On the Relationship between Online Gaussian Process Regression and Kernel Least Mean Squares Algorithms
Van Vaerenbergh, Steven, Fernandez-Bes, Jesus, Elvira, Víctor
We study the relationship between online Gaussian process (GP) regression and kernel least mean squares (KLMS) algorithms. While the latter have no capacity of storing the entire posterior distribution during online learning, we discover that their operation corresponds to the assumption of a fixed posterior covariance that follows a simple parametric model. Interestingly, several well-known KLMS algorithms correspond to specific cases of this model. The probabilistic perspective allows us to understand how each of them handles uncertainty, which could explain some of their performance differences.
A Probabilistic Least-Mean-Squares Filter
Fernandez-Bes, Jesus, Elvira, Víctor, Van Vaerenbergh, Steven
We introduce a probabilistic approach to the LMS filter.
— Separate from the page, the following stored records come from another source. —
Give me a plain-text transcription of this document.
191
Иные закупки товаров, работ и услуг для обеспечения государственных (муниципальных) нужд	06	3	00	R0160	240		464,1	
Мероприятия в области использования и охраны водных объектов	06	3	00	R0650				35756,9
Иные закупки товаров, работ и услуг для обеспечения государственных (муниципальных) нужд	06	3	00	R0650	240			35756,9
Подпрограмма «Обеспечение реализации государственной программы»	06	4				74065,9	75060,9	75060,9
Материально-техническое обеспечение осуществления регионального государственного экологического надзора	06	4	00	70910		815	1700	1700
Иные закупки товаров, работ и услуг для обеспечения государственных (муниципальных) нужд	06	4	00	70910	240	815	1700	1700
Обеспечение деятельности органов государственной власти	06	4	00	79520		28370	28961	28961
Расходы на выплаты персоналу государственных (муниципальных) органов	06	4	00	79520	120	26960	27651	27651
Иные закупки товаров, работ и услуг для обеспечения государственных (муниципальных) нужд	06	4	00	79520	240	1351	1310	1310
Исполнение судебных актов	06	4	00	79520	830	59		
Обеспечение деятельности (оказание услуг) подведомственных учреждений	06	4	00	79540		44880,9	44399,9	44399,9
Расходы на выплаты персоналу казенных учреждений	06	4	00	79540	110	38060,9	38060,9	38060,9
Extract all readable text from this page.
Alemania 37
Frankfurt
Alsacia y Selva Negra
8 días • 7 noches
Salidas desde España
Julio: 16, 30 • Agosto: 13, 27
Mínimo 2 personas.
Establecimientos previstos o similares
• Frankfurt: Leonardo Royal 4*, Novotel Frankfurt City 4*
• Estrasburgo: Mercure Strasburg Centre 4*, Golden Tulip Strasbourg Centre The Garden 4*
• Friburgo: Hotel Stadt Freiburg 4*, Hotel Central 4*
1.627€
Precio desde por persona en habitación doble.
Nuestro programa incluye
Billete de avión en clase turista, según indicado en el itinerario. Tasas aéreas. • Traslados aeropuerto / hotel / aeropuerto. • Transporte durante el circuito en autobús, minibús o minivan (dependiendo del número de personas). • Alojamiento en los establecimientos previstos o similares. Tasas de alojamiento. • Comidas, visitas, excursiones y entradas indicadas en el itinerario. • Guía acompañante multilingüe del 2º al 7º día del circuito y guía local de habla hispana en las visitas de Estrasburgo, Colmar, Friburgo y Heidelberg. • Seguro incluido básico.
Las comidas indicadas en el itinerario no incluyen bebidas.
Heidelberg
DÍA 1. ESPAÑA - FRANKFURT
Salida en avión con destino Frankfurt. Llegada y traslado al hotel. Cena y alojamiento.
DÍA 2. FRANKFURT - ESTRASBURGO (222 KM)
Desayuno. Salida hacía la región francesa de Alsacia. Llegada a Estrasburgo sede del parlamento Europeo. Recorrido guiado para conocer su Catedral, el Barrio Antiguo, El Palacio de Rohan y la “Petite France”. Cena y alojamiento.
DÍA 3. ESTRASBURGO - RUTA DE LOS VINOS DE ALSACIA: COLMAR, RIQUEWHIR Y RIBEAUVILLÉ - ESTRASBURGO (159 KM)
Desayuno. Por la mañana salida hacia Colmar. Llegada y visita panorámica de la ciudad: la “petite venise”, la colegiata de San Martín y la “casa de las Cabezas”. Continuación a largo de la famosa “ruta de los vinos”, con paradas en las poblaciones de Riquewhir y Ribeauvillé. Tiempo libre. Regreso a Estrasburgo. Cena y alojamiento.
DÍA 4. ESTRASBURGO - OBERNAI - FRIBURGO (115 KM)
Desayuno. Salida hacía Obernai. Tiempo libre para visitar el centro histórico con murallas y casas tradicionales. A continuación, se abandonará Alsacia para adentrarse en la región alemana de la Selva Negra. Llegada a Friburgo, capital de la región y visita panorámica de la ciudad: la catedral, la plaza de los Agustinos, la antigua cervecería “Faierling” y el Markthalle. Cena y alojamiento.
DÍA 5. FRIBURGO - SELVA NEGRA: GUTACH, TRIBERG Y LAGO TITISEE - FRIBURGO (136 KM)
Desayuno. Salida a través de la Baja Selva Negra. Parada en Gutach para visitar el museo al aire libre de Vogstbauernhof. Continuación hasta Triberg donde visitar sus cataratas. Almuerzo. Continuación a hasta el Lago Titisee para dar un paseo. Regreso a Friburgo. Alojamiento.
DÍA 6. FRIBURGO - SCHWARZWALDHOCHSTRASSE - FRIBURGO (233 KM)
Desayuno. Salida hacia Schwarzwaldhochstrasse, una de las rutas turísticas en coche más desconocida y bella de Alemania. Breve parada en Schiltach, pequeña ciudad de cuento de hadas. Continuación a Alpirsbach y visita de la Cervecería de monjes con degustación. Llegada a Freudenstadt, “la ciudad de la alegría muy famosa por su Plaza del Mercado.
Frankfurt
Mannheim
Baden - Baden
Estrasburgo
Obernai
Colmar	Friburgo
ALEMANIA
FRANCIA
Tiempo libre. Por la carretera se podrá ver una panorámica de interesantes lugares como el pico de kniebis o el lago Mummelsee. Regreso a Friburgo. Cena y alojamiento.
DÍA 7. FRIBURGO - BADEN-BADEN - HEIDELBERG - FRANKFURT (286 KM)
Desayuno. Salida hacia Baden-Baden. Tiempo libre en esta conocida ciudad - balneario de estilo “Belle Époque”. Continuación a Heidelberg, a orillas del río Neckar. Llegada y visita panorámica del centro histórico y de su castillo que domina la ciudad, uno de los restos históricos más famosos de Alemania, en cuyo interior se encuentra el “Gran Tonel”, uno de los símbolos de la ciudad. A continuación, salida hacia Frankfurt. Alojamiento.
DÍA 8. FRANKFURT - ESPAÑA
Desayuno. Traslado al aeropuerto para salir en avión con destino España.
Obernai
By means of an efficient approximation, this approach provides an adaptable step-size LMS algorithm together with a measure of uncertainty about the estimation. In addition, the proposed approximation preserves the linear complexity of the standard LMS. Numerical results show the improved performance of the algorithm with respect to standard LMS and state-of-the-art algorithms with similar complexity. The goal of this work, therefore, is to open the door to bring some more Bayesian machine learning techniques to adaptive filtering.
Bayesian Extensions of Kernel Least Mean Squares
Park, Il Memming, Seth, Sohan, Van Vaerenbergh, Steven
The kernel least mean squares (KLMS) algorithm is a computationally efficient nonlinear adaptive filtering method that "kernelizes" the celebrated (linear) least mean squares algorithm. We demonstrate that the least mean squares algorithm is closely related to the Kalman filtering, and thus, the KLMS can be interpreted as an approximate Bayesian filtering method. This allows us to systematically develop extensions of the KLMS by modifying the underlying state-space and observation models. The resulting extensions introduce many desirable properties such as "forgetting", and the ability to learn from discrete data, while retaining the computational simplicity and time complexity of the original algorithm.